|
|
|
|
|
by antirez
4265 days ago
|
|
Yep, Jepsen is more suitable to check systems that claim either linerizability, or at least write safety, during partitions. I guess that a modified version of Jepsen could be used in order to validate the failure modes or to discover other unexpected ones that at human inspection look easy to reproduce in actual production environments. Also I don't know if Jepsen is good at this, but in theory it could be instrumented in order to check how good the implementation is, which is, even if it is not designed for write safety during partitions, how better the countermeasures are working? |
|
On the other hand, it sounds like Redis Cluster offers few hard guarantees; instead, it promises that failures should be rare 'in practice'. Which is a fine thing for a tool to do, of course, but it makes things less amenable to the kind of stress-testing Jepsen does -- since running inside Jepsen's little universe is about as far from normal operation as you can get.
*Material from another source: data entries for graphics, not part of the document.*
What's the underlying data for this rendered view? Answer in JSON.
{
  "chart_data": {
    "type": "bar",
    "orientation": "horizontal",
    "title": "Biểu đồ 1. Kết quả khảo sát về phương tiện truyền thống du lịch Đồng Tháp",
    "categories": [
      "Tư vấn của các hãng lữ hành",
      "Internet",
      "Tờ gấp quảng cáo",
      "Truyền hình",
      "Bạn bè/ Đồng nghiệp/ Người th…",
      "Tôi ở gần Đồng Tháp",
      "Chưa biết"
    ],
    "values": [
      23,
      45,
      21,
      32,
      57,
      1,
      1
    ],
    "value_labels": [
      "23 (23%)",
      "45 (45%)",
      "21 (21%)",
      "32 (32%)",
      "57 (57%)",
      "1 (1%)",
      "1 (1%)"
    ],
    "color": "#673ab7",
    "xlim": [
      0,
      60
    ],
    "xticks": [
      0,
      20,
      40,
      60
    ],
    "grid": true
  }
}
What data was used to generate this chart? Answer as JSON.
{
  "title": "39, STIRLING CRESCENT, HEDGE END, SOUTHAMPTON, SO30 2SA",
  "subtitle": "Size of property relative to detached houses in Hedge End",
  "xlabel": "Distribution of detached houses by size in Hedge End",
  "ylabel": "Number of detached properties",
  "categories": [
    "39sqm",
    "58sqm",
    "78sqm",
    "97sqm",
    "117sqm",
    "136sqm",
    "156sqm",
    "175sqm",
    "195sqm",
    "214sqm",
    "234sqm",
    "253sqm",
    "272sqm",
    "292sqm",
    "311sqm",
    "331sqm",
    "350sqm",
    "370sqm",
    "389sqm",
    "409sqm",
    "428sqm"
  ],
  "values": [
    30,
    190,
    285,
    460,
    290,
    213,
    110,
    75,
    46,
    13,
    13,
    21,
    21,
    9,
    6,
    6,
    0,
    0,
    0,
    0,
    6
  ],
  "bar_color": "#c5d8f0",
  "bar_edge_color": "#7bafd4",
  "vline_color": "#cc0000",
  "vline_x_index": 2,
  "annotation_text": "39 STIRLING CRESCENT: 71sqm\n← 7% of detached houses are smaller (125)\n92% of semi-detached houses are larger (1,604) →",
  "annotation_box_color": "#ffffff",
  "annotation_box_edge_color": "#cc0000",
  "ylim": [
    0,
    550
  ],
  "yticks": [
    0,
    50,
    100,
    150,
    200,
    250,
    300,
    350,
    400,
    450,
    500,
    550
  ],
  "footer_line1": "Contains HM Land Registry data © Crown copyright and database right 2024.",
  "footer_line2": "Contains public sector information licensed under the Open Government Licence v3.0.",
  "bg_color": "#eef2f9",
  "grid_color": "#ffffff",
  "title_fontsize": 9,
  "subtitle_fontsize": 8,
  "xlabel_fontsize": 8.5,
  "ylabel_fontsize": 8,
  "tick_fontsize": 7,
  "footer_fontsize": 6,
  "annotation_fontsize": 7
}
If you already know that a system can fail in a certain way, getting Jepsen to reproduce that failure tells you very little.
If you'd like to make this kind of testing possible, it would be useful to state as many 'positive' rules as possible, which Redis Cluster should always respect -- things like "if a majority of nodes are fully connected, they should always accept writes" and "an unpartitioned cluster should always agree on the same value" -- alongside the documentation on ways it might fail. This way, clients can be assured of the 'bare minimum' that the system supports, and tools like Jepsen can give you more useful information.